После небольшого исследования Шнабель обнаружил, что проблема не имеет отношения к жене Африди. По его словам, «в пистолете Африди не осталось патронов, и он испытывал ужасные эмоциональные мучения». Судя по всему, Африди вымещал свои переживания на представителях соперничающих племен, и в конце концов разразилась ссора, которая привела в ужас медсестер. Афганцы раскололись на два лагеря: фундаменталистов и умеренных, а также разделились по племенам. Шнабелю позвонили из клиники с паническим предупреждением о неизбежной резне.

Когда он приехал в клинику, афганцы уже потрясали ножами. «Я слышал, вы хотите убить друг друга, — сказал он. — Вы должны знать, что все отправитесь домой следующим рейсом, если не одумаетесь. А теперь отдайте мне ножи». Никто не подчинился. Тогда ветеран политических компромиссов попробовал обратиться к их здравому смыслу. «Аллах любит вас обоих, — убеждал он, встав между ними. — Аллах любит и тех и других.
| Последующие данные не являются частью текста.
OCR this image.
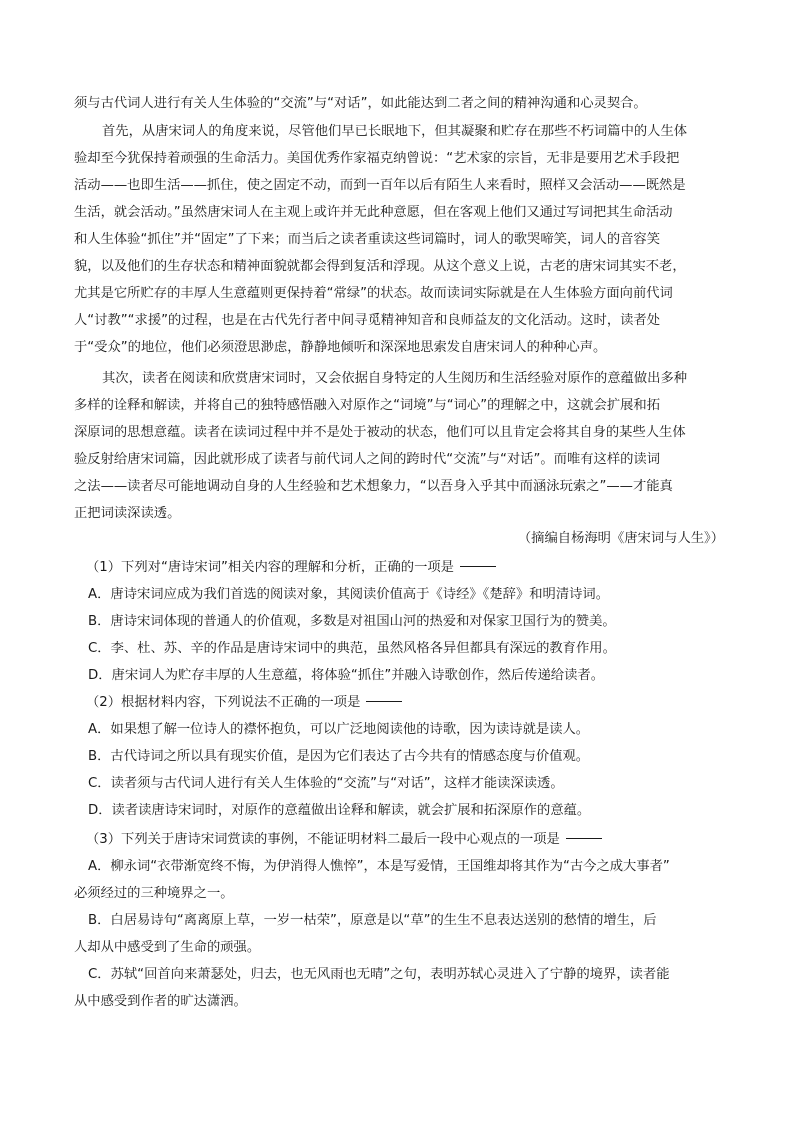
须与古代词人进行有关人生体验的“交流”与“对话”，如此能达到二者之间的精神沟通和心灵契合。
首先，从唐宋词人的角度来说，尽管他们早已长眠地下，但其凝聚和贮存在那些不朽词篇中的人生体
验却至今犹保持着顽强的生命活力。美国优秀作家福克纳曾说：“艺术家的宗旨，无非是要用艺术手段把
活动——也即生活——抓住，使之固定不动，而到一百年以后有陌生人来看时，照样又会活动——既然是
生活，就会活动。”虽然唐宋词人在主观上或许并无此种意愿，但在客观上他们又通过写词把其生命活动
和人生体验“抓住”并“固定”了下来；而当后之读者重读这些词篇时，词人的歌哭啼笑，词人的音容笑
貌，以及他们的生存状态和精神面貌就都会得到复活和浮现。从这个意义上说，古老的唐宋词其实不老，
尤其是它所贮存的丰厚人生意蕴则更保持着“常绿”的状态。故而读词实际就是在人生体验方面向前代词
人“讨教”“求援”的过程，也是在古代先行者中间寻觅精神知音和良师益友的文化活动。这时，读者处
于“受众”的地位，他们必须澄思渺虑，静静地倾听和深深地思索发自唐宋词人的种种心声。
其次，读者在阅读和欣赏唐宋词时，又会依据自身特定的人生阅历和生活经验对原作的意蕴做出多种
多样的诠释和解读，并将自己的独特感悟融入对原作之“词境”与“词心”的理解之中，这就会扩展和拓
深原词的思想意蕴。读者在读词过程中并不是处于被动的状态，他们可以且肯定会将其自身的某些人生体
验反射给唐宋词篇，因此就形成了读者与前代词人之间的跨时代“交流”与“对话”。而唯有这样的读词
之法——读者尽可能地调动自身的人生经验和艺术想象力，“以吾身入乎其中而涵泳玩索之”——才能真
正把词读深读透。
（摘编自杨海明《唐宋词与人生》）
（1）下列对“唐诗宋词”相关内容的理解和分析，正确的一项是
A．唐诗宋词应成为我们首选的阅读对象，其阅读价值高于《诗经》《楚辞》和明清诗词。
B．唐诗宋词体现的普通人的价值观，多数是对祖国山河的热爱和对保家卫国行为的赞美。
C．李、杜、苏、辛的作品是唐诗宋词中的典范，虽然风格各异但都具有深远的教育作用。
D．唐宋词人为贮存丰厚的人生意蕴，将体验“抓住”并融入诗歌创作，然后传递给读者。
（2）根据材料内容，下列说法不正确的一项是
A．如果想了解一位诗人的襟怀抱负，可以广泛地阅读他的诗歌，因为读诗就是读人。
B．古代诗词之所以具有现实价值，是因为它们表达了古今共有的情感态度与价值观。
C．读者须与古代词人进行有关人生体验的“交流”与“对话”，这样才能读深读透。
D．读者读唐诗宋词时，对原作的意蕴做出诠释和解读，就会扩展和拓深原作的意蕴。
（3）下列关于唐诗宋词赏读的事例，不能证明材料二最后一段中心观点的一项是
A．柳永词“衣带渐宽终不悔，为伊消得人憔悴”，本是写爱情，王国维却将其作为“古今之成大事者”
必须经过的三种境界之一。
B．白居易诗句“离离原上草，一岁一枯荣”，原意是以“草”的生生不息表达送别的愁情的增生，后
人却从中感受到了生命的顽强。
C．苏轼“回首向来萧瑟处，归去，也无风雨也无晴”之句，表明苏轼心灵进入了宁静的境界，读者能
从中感受到作者的旷达潇洒。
Вы должны помириться».

Речь Шнабеля была очень прочувствованной, но афганцы лишь угрожающе переглядывались. «Они кричали, спорили как безумные и тыкали друг в друга пальцами, — вспоминает Шнабель. — Но вдруг спор прекратился, и они обнялись. Мы все обнялись — знаете, на правую сторону, потом на левую и опять на правую. Мы обнимались так долго, что они исцарапали мне лицо своими бородами».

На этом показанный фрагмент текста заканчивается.